Leaked Documents Allege China Treats Uyghur Ethnic Minority Like PRISONERS in ‘Re-Education Camps’

A series of documents suggesting that the Chinese government has been treating Uyghurs and other ethnic minorities as prisoners in Xinjiang’s re-education camps surfaced in the international community this week.

The documents, described as “operating manuals” for security officials in Xinjiang, are said to be from 2017, the same year the crackdown on supposed “extremists” started to escalate in the Muslim-majority autonomous region.

 

The International Consortium of Investigative Journalists (ICIJ), which published the documents on Sunday, claimed that they received it from an anonymous source, according to the Associated Press.

The Washington, D.C.-based global network then verified the documents by cross-referencing them against state reports and notices, verifying signatures, consulting experts and confirming their contents with former re-education camp employees and detainees.

Uyghur “students” learn Mandarin at a re-education camp. Image Screenshot via BBC News

The documents revealed plans to construct facilities with tight security, where detainees are forced to learn Mandarin, “proper manners” and “ideological education,” CNN noted.

A detainee can only be released upon achievement of a standard score, which supposedly measured “the effectiveness of education and training” and determined corresponding “rewards, punishments and family visits.”

A view of a re-education camp from outside at night. Image Screenshot via Wall Street Journal

The leaked documents follow another set of internal papers released by The New York Times earlier this month — a 403-page exposé detailing how the demands of Chinese Communist Party officials, including President Xi Jinping, led to the establishment of the camps.

Xi reportedly first called for the crackdown in a series of private speeches in 2014, just weeks after Uyghur militants had attacked a train station and killed 31 people.

“We must be as harsh as them and show absolutely no mercy,” the Chinese president allegedly said.

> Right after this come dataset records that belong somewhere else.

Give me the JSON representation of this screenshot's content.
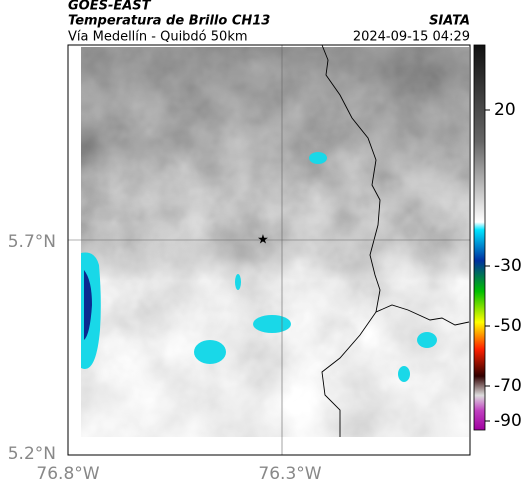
{
  "header": {
    "satellite": "GOES-EAST",
    "product": "Temperatura de Brillo CH13",
    "source": "SIATA",
    "route": "Vía Medellín - Quibdó 50km",
    "timestamp": "2024-09-15 04:29"
  },
  "map": {
    "lat_labels": [
      "5.7°N",
      "5.2°N"
    ],
    "lon_labels": [
      "76.8°W",
      "76.3°W"
    ]
  },
  "colorbar": {
    "ticks": [
      20,
      -30,
      -50,
      -70,
      -90
    ]
  }
}
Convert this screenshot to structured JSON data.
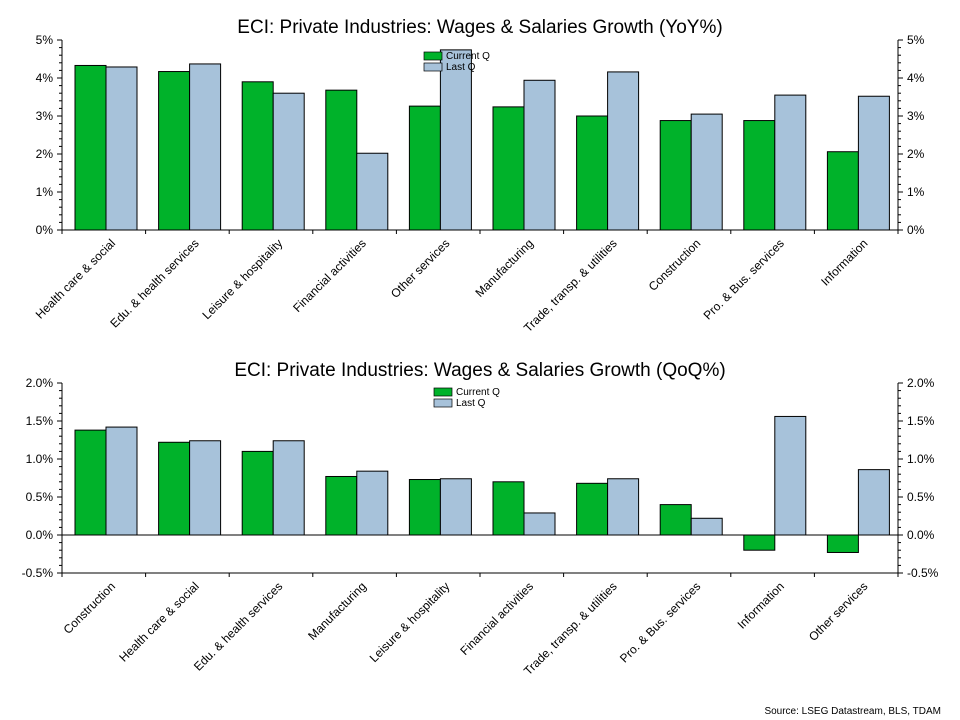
{
  "source": "Source: LSEG Datastream, BLS, TDAM",
  "chart_data": [
    {
      "type": "bar",
      "title": "ECI: Private Industries: Wages & Salaries Growth (YoY%)",
      "categories": [
        "Health care & social",
        "Edu. & health services",
        "Leisure & hospitality",
        "Financial activities",
        "Other services",
        "Manufacturing",
        "Trade, transp. & utilities",
        "Construction",
        "Pro. & Bus. services",
        "Information"
      ],
      "series": [
        {
          "name": "Current Q",
          "color": "#00b22a",
          "values": [
            4.33,
            4.17,
            3.9,
            3.68,
            3.26,
            3.24,
            3.0,
            2.88,
            2.88,
            2.06
          ]
        },
        {
          "name": "Last Q",
          "color": "#a7c2da",
          "values": [
            4.29,
            4.37,
            3.6,
            2.02,
            4.74,
            3.94,
            4.16,
            3.05,
            3.55,
            3.52
          ]
        }
      ],
      "ylim": [
        0,
        5
      ],
      "yticks": [
        0,
        1,
        2,
        3,
        4,
        5
      ],
      "ytick_labels": [
        "0%",
        "1%",
        "2%",
        "3%",
        "4%",
        "5%"
      ],
      "legend": "top-center",
      "grid": false
    },
    {
      "type": "bar",
      "title": "ECI: Private Industries: Wages & Salaries Growth (QoQ%)",
      "categories": [
        "Construction",
        "Health care & social",
        "Edu. & health services",
        "Manufacturing",
        "Leisure & hospitality",
        "Financial activities",
        "Trade, transp. & utilities",
        "Pro. & Bus. services",
        "Information",
        "Other services"
      ],
      "series": [
        {
          "name": "Current Q",
          "color": "#00b22a",
          "values": [
            1.38,
            1.22,
            1.1,
            0.77,
            0.73,
            0.7,
            0.68,
            0.4,
            -0.2,
            -0.23
          ]
        },
        {
          "name": "Last Q",
          "color": "#a7c2da",
          "values": [
            1.42,
            1.24,
            1.24,
            0.84,
            0.74,
            0.29,
            0.74,
            0.22,
            1.56,
            0.86
          ]
        }
      ],
      "ylim": [
        -0.5,
        2.0
      ],
      "yticks": [
        -0.5,
        0,
        0.5,
        1.0,
        1.5,
        2.0
      ],
      "ytick_labels": [
        "-0.5%",
        "0.0%",
        "0.5%",
        "1.0%",
        "1.5%",
        "2.0%"
      ],
      "legend": "top-center",
      "grid": false
    }
  ]
}
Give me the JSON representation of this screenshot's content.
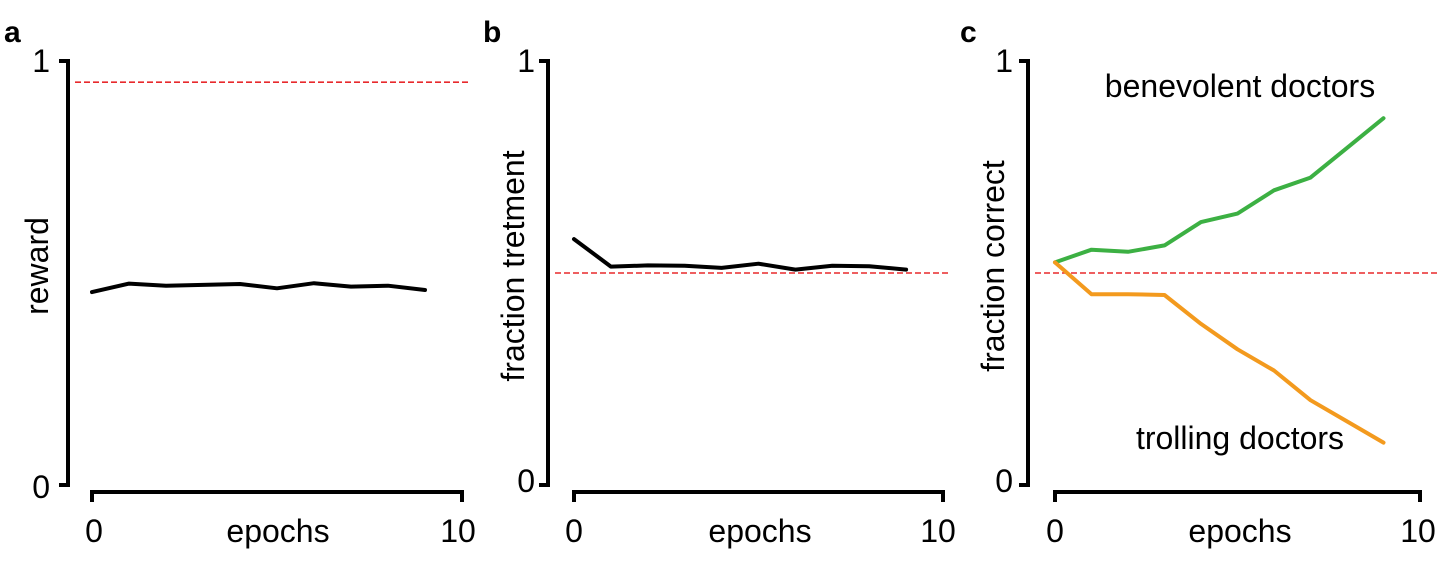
{
  "colors": {
    "ref_line": "#e8292c",
    "benevolent": "#3cb043",
    "trolling": "#f39a1e",
    "series": "#000000"
  },
  "chart_data": [
    {
      "panel": "a",
      "type": "line",
      "title": "",
      "xlabel": "epochs",
      "ylabel": "reward",
      "xlim": [
        0,
        10
      ],
      "ylim": [
        0,
        1
      ],
      "x_ticks": [
        "0",
        "10"
      ],
      "y_ticks": [
        "0",
        "1"
      ],
      "reference_line": 0.95,
      "x": [
        0,
        1,
        2,
        3,
        4,
        5,
        6,
        7,
        8,
        9
      ],
      "series": [
        {
          "values": [
            0.455,
            0.475,
            0.47,
            0.472,
            0.474,
            0.464,
            0.476,
            0.468,
            0.47,
            0.46
          ]
        }
      ]
    },
    {
      "panel": "b",
      "type": "line",
      "title": "",
      "xlabel": "epochs",
      "ylabel": "fraction tretment",
      "xlim": [
        0,
        10
      ],
      "ylim": [
        0,
        1
      ],
      "x_ticks": [
        "0",
        "10"
      ],
      "y_ticks": [
        "0",
        "1"
      ],
      "reference_line": 0.5,
      "x": [
        0,
        1,
        2,
        3,
        4,
        5,
        6,
        7,
        8,
        9
      ],
      "series": [
        {
          "values": [
            0.58,
            0.515,
            0.518,
            0.517,
            0.512,
            0.522,
            0.508,
            0.517,
            0.516,
            0.508
          ]
        }
      ]
    },
    {
      "panel": "c",
      "type": "line",
      "title": "",
      "xlabel": "epochs",
      "ylabel": "fraction correct",
      "xlim": [
        0,
        10
      ],
      "ylim": [
        0,
        1
      ],
      "x_ticks": [
        "0",
        "10"
      ],
      "y_ticks": [
        "0",
        "1"
      ],
      "reference_line": 0.5,
      "x": [
        0,
        1,
        2,
        3,
        4,
        5,
        6,
        7,
        8,
        9
      ],
      "series": [
        {
          "name": "benevolent doctors",
          "color": "#3cb043",
          "values": [
            0.525,
            0.555,
            0.55,
            0.565,
            0.62,
            0.64,
            0.695,
            0.725,
            0.795,
            0.865
          ]
        },
        {
          "name": "trolling doctors",
          "color": "#f39a1e",
          "values": [
            0.525,
            0.45,
            0.45,
            0.448,
            0.38,
            0.32,
            0.27,
            0.2,
            0.15,
            0.1
          ]
        }
      ]
    }
  ]
}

In the papers, the government also acknowledged that its mass detentions had separated families, while the program itself had drawn unexpected resistance from some officials concerned about potential backlash and economic damage, the Times noted.

 

The more recent documents expose the alleged poor treatment of detainees in the camps, reportedly akin to imprisonment.

“Never allow escapes, never allow trouble, never allow attacks on staff [and] never allow abnormal deaths,” one document reads, according to CNN. “Strictly manage door locks and keys — dormitory doors, corridor doors and floor doors must be double locked, and must be locked immediately after being opened and closed.”

A re-education camp is typically surrounded by a perimeter wall. Image Screenshot via Vox

Zumrat Dawut, 37, recalled the horrors of her detainment in one of Xinjiang’s re-education camps.

“The guards told me that I must obey every rule at the center,” the mother-of-three from Urumqi told NBC News. “And I cannot speak to anyone. I cannot cry. There are four cameras in each room so they can see any action.”

Dawut alleged that she was beaten with “a long rubber baton” at one point after she had shared her piece of bread with an older woman suffering from diabetes.

“This was prison. That’s what it was,” Dawut told NBC News. She is now applying for political asylum in the U.S.

Zumrat Dawut. Image Screenshot via Washington Post

For its part, Beijing has repeatedly denied allegations of human rights violations in the said camps, which it insists as serving the purpose of “de-extremification.” Foreign Ministry spokesman Geng Shuang neither denied nor confirmed the leaked documents, but stressed out that issues in Xinjiang are “purely China’s internal affairs.”

“Some media used underhanded tricks to sensationalize the Xinjiang issue,” Geng said, according to AP News. “The plot to smear and slander China’s anti-terrorism and deradicalization efforts in Xinjiang will not prevail.”